Paul Kamlesh Pattni (also known as Brother Paul) (born 1965) is a Kenyan businessman and pastor. He was implicated in the 1990s Goldenberg scandal but was acquitted in 2013.

Background
Kamlesh Pattni was born and raised in Mombasa, Kenya. He later moved to practice business in Nairobi, where he allegedly used his company to acquire billions of shillings, in league with prominent politicians and government officials in the Goldenberg scandal.

The Daily Nation reports that Kamlesh Pattni is now a baptised Christian taking the name of Paul, and runs his own church.

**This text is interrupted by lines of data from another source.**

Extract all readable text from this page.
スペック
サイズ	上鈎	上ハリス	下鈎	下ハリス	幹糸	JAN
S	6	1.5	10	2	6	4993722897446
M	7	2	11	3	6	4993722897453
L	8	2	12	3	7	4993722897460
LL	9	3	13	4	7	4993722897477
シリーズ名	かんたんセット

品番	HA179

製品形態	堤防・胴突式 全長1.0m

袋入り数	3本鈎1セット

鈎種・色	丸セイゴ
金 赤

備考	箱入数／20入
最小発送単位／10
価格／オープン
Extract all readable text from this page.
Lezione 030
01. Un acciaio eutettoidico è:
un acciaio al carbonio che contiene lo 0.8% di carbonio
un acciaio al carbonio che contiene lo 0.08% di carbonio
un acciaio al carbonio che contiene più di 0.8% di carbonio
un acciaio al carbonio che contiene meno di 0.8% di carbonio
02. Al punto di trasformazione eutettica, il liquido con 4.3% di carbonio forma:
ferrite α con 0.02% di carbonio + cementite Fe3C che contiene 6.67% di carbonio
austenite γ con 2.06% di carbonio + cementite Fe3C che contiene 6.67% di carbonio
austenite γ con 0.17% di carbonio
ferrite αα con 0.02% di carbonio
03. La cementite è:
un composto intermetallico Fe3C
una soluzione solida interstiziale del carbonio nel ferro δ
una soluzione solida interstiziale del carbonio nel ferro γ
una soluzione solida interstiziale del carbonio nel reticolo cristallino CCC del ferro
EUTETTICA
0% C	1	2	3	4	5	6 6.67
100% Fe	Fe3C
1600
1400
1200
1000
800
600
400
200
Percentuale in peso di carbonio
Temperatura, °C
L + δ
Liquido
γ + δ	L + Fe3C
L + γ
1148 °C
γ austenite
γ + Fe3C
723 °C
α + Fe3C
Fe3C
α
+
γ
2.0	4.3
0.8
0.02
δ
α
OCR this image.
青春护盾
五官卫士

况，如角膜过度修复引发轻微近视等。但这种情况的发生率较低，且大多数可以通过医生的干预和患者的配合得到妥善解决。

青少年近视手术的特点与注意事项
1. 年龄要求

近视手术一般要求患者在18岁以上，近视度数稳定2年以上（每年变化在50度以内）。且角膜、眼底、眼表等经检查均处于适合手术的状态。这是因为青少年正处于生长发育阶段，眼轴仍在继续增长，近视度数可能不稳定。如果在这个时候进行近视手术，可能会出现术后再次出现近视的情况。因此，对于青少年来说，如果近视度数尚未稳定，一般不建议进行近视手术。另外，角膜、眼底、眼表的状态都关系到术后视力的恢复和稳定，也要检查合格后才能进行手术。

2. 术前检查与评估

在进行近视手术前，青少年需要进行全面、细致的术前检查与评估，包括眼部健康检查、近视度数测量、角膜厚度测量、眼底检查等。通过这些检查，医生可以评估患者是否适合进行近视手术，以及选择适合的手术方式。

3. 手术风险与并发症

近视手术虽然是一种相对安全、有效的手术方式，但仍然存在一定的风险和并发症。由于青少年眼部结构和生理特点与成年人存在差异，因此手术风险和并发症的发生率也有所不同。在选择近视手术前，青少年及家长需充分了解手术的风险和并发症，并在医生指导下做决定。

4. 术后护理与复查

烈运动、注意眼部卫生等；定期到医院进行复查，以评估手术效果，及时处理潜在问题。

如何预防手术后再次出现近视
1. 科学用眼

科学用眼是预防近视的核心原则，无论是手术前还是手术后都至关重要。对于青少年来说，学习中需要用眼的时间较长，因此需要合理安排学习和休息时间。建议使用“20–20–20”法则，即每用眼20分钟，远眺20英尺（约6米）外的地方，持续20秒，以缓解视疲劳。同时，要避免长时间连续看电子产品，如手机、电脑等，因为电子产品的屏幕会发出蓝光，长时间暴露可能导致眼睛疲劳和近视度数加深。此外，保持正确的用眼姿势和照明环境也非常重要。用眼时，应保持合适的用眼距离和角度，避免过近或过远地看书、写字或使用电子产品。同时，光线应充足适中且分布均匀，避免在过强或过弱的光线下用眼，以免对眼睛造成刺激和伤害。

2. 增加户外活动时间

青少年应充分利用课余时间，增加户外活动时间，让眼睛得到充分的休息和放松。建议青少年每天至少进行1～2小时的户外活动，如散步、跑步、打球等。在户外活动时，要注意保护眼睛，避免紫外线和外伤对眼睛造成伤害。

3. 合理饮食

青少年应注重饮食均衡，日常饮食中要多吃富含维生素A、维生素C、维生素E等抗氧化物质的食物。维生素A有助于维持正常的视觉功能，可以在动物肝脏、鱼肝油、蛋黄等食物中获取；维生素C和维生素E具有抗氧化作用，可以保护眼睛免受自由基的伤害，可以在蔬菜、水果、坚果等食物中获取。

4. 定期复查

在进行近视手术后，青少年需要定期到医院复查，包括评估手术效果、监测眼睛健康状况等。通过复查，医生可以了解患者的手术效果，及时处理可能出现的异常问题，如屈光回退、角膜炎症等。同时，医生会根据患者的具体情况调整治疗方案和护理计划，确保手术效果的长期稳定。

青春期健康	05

In April 2013, the High Court acquitted him over the Goldenberg scandal.

Political career
Pattni is the chairman of the Kenya National Democratic Alliance (KENDA), a political party in Kenya. He was a parliamentary candidate at the 2007  elections. He unsuccessfully contested the Westlands Constituency in the 2013 election and received 10,083 votes.

Personal life
He was born into a Hindu family and later converted to Christianity and took the name Paul on his baptism.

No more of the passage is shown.